Not that I’ve ever met a real life kid who said, Peter-Pan-style, “I won’t grow up.” Those same nices who wept over Bing Bong tell me they can’t wait to be allowed to watch PG-13 movies (all their friends already do, they claim). But that doesn’t make going forward easier or less complicated. I love Jerry Spinelli’s novel “Hokey Pokey”, a fantasy/allegory set in an autonomous childhood world: no grown-ups, no rules except those they make themselves, no tomorrow any different from today. Bikes rule! And yet one day Jack, their leader, wakes up feeling like something is wrong. That feeling grows stronger as something new and powerful tugs on him. Hokey Pokey’s games lose their luster, a girl who’s been his enemy begins to have appeal. What’s happening? His younger friends try to hold onto him, but there’s no stopping the inevitable. It’s a wonderful, poignant story about the excitement and confusion of growing up. As Jack leaves Hokey Pokey, knowing he can never go back, “He is thrilled. He is terrified. He wants to cheer. He wants to cry.”
In my “Moonpenny Island”, one of my favorite scenes is when Flor and her big sister are home by themselves during a black-out. Though Flor’s teenage sister never plays with her any more, tonight, in their shadowy, candlelit house, they play a make-believe game they invented years ago. It’s a bittersweet scene, and during it Flor startles herself by realizing that someday, she’ll be a teenager too. Will she still be the same Flor inside? Or will she become a stranger, the way her sister has? If only, she thinks, the electricity would never come back on. If only they could hover, suspended, in this in-between-time forever!
Even ten and eleven year olds know about Good Old Days. Poor Bing Bong! As he disappears in the distance, our hearts break, even as they beat a little faster for what’s to come.

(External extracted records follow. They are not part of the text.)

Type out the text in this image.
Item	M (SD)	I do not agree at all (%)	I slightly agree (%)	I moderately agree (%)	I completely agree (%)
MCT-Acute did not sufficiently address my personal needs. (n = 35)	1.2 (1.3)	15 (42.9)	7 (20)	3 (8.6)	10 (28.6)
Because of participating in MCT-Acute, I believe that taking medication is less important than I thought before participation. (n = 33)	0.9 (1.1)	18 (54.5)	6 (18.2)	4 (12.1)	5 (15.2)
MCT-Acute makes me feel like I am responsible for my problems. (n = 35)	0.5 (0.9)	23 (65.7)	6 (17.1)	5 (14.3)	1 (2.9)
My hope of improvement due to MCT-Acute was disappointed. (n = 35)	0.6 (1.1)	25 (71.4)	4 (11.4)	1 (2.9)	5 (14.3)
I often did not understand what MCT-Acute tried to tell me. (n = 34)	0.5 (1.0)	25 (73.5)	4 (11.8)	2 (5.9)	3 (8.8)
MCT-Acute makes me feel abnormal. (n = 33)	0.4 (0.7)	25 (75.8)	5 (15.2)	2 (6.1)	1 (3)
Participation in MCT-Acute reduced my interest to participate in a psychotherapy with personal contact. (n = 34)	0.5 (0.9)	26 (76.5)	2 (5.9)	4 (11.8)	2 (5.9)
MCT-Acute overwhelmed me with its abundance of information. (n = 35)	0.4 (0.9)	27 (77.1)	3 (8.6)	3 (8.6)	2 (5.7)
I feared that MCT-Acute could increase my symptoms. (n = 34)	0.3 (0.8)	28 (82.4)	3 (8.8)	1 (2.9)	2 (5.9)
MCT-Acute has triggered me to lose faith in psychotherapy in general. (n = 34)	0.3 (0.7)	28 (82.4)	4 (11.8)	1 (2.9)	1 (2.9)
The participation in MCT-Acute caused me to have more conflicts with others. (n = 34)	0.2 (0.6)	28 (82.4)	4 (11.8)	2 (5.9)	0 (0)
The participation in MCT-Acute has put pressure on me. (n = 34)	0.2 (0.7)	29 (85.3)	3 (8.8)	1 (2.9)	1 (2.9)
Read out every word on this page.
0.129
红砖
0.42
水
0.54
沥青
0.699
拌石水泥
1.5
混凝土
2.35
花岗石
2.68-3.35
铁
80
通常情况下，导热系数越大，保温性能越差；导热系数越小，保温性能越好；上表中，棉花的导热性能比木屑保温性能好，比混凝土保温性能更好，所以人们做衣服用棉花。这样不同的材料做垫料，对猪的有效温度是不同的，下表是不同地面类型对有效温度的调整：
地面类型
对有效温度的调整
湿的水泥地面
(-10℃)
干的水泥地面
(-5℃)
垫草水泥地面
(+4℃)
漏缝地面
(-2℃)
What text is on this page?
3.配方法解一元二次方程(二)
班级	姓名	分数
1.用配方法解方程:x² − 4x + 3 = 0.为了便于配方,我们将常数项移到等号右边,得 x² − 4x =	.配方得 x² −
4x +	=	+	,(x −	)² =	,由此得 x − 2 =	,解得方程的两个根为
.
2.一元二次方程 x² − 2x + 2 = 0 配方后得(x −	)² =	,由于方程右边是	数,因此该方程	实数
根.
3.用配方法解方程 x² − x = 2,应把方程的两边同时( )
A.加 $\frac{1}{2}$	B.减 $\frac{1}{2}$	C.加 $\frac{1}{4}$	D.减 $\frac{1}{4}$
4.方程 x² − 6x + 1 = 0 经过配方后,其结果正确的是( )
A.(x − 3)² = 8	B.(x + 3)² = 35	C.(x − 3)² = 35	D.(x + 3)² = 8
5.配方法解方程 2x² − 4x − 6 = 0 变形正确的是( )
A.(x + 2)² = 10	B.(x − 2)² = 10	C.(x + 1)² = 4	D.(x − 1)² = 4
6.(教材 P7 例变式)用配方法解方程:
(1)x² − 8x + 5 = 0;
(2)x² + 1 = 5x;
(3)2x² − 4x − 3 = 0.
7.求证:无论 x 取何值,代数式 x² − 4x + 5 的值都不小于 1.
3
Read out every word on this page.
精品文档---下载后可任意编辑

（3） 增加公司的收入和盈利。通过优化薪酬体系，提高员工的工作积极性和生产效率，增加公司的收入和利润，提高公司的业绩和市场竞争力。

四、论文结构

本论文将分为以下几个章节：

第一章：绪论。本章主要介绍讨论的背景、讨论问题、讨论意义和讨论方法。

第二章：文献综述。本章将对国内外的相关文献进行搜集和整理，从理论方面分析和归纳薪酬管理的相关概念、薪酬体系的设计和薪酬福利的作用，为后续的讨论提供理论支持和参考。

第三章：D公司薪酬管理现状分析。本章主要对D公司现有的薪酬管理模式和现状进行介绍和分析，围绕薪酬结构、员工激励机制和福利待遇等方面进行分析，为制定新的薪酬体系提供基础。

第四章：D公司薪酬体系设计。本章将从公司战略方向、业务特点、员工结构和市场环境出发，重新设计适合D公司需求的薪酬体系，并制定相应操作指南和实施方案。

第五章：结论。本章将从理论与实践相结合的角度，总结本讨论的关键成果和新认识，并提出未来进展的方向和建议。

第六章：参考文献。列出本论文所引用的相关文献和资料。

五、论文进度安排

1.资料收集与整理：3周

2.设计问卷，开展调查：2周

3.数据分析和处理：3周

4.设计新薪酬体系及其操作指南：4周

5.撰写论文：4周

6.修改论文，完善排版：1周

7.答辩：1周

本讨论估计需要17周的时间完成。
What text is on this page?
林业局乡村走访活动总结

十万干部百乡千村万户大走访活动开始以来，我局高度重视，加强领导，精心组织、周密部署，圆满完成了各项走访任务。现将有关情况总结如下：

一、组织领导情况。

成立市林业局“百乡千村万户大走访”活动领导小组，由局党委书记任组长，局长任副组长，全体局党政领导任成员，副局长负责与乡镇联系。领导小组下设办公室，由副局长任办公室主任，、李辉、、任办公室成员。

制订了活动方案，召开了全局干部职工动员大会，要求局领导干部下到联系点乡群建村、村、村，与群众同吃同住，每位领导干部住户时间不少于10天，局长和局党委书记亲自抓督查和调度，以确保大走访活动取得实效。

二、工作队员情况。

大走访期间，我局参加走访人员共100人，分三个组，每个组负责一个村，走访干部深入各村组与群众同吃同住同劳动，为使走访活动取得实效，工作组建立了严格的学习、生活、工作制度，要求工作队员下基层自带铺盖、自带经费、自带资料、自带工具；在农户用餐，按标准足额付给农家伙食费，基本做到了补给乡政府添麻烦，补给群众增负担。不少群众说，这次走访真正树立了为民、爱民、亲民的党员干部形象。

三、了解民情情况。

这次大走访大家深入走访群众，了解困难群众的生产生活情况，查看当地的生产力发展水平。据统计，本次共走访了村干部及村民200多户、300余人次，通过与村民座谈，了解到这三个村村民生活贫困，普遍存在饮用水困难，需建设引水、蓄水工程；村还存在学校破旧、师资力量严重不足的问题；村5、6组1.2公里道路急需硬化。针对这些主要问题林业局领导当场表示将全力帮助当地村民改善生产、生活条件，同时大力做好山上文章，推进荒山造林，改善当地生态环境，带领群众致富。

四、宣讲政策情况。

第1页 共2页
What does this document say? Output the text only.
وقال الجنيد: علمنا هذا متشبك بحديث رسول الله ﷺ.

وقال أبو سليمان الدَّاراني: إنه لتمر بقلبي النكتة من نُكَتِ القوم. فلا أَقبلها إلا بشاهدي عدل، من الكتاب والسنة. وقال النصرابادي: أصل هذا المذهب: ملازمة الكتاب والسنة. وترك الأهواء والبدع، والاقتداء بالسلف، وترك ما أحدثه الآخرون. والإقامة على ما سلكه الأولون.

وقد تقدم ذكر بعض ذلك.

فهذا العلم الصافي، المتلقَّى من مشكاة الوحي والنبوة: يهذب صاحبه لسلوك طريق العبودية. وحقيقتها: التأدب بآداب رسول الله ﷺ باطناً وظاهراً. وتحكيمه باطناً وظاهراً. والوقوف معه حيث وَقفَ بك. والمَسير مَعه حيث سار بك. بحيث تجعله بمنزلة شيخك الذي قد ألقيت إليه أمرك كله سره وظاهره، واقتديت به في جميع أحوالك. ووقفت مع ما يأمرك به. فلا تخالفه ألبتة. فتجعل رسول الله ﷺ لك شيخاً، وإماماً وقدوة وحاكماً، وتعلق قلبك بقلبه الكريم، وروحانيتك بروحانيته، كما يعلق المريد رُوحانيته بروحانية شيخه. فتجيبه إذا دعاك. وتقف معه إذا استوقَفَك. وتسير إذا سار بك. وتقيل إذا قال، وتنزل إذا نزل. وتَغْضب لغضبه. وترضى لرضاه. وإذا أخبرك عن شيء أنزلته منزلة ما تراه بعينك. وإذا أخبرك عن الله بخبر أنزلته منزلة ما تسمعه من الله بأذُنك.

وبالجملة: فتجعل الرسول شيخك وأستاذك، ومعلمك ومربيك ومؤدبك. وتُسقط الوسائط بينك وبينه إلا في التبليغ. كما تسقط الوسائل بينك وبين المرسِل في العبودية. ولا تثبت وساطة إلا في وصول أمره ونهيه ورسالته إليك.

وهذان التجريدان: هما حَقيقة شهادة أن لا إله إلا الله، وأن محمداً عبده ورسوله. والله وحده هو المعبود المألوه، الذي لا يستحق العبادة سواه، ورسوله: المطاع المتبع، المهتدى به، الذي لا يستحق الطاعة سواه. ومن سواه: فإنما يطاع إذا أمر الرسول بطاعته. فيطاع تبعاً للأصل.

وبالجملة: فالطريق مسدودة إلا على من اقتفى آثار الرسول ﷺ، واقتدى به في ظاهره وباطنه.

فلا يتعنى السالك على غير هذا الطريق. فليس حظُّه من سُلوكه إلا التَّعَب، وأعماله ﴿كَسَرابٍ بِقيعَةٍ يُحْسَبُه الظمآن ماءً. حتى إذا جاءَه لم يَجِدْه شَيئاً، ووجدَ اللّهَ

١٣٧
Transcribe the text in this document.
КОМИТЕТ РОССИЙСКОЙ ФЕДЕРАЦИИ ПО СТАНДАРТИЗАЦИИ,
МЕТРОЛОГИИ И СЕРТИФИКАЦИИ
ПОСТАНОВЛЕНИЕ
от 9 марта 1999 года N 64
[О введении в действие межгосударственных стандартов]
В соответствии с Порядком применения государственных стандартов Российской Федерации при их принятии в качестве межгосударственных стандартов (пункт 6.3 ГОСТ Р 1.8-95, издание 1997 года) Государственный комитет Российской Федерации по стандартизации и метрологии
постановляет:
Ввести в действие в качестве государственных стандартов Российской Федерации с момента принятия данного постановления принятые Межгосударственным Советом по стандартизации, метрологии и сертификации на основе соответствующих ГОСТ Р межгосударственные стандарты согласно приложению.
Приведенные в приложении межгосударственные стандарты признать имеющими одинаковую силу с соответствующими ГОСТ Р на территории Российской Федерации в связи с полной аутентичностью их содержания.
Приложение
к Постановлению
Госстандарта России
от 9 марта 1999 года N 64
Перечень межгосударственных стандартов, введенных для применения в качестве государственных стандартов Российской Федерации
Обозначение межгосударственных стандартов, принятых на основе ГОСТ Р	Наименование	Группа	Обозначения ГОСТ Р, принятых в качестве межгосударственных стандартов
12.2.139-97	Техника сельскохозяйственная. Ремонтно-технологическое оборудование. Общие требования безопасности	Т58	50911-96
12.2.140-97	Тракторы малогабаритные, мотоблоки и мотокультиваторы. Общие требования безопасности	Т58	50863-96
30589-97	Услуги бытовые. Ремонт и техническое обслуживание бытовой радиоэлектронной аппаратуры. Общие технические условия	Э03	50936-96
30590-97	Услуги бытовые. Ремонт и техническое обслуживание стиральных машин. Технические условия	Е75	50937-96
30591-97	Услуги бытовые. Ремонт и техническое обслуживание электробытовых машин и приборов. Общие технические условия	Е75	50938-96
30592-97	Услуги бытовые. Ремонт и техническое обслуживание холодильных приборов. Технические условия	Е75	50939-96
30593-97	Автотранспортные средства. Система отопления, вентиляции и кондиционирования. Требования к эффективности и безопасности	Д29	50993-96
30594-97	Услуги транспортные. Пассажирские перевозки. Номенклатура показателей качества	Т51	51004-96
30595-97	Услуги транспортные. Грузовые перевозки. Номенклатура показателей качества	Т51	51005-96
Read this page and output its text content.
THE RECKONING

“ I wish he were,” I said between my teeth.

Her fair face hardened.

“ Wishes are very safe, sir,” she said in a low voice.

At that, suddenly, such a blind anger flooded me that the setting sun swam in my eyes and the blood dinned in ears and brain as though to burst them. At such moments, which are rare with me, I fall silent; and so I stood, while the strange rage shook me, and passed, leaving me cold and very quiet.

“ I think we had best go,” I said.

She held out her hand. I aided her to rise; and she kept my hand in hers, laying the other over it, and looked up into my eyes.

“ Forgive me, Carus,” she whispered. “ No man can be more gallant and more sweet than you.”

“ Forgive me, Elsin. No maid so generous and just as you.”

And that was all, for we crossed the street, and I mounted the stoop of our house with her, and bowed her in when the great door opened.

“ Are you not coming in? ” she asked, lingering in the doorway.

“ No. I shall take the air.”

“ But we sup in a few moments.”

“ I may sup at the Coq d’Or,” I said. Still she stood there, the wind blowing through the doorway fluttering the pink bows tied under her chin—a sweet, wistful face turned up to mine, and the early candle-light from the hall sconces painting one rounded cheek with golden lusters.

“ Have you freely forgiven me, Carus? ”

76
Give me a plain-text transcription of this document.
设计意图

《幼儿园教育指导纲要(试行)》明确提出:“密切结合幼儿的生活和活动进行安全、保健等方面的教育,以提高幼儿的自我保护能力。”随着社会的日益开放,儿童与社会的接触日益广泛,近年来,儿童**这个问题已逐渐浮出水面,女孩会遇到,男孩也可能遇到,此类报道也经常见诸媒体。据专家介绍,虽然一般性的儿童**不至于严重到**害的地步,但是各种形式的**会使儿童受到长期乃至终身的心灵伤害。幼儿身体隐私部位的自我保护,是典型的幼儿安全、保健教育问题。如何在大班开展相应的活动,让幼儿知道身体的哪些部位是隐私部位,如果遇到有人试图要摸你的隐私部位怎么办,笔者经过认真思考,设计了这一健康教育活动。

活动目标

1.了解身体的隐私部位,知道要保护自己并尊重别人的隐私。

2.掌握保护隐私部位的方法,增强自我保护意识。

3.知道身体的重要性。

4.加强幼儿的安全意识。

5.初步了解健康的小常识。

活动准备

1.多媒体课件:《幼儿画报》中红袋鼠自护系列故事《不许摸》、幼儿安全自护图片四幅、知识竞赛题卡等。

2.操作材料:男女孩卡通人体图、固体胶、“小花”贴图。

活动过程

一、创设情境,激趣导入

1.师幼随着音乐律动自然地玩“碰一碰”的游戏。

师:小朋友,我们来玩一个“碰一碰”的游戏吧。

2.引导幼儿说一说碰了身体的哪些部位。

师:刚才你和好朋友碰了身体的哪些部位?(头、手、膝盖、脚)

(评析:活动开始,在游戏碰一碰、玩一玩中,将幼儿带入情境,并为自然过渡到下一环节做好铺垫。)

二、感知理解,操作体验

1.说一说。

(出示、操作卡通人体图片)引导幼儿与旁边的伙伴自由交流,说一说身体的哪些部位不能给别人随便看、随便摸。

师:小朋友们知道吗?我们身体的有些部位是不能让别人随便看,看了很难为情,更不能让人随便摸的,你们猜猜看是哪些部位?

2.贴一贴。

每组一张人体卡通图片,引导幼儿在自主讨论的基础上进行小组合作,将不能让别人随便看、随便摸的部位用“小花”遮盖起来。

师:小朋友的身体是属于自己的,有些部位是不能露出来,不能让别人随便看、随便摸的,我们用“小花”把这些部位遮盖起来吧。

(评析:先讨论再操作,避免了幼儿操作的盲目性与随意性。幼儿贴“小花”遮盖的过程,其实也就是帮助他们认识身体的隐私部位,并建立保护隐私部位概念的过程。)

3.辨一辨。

It’s confusing, it’s thrilling, and books can help kids sort it through.
Please share your own favorites!
I loved that scene in Moonpenny Island. I also loved Nest and think it’s a great example. I haven’t read Hokey-Pokey yet, but it is now on my TBR list. Thanks for a thought-provoking post.
Thanks for those kind words, Rosi! “Hokey Pokey” got mixed reviews, but I am a big fan. Let me know what you think of it!
Nest! I loved that book. Sister relationships always tear (in both senses of that word) me up! Thanks, Julie.
Lovely post, Tricia!
Thanks, Michele! And once again–what a treat to meet you this summer!
What a great post, especially for a mama whose 10yo son keeps declaring that he’s an adult. Nest by Esther Erlich came instantly to mind when I read this post. Not only is the relationship between the sisters illustrative of this Good Old Days theme, but what happens to them over the course of the book makes them want to cling to those days even more tightly.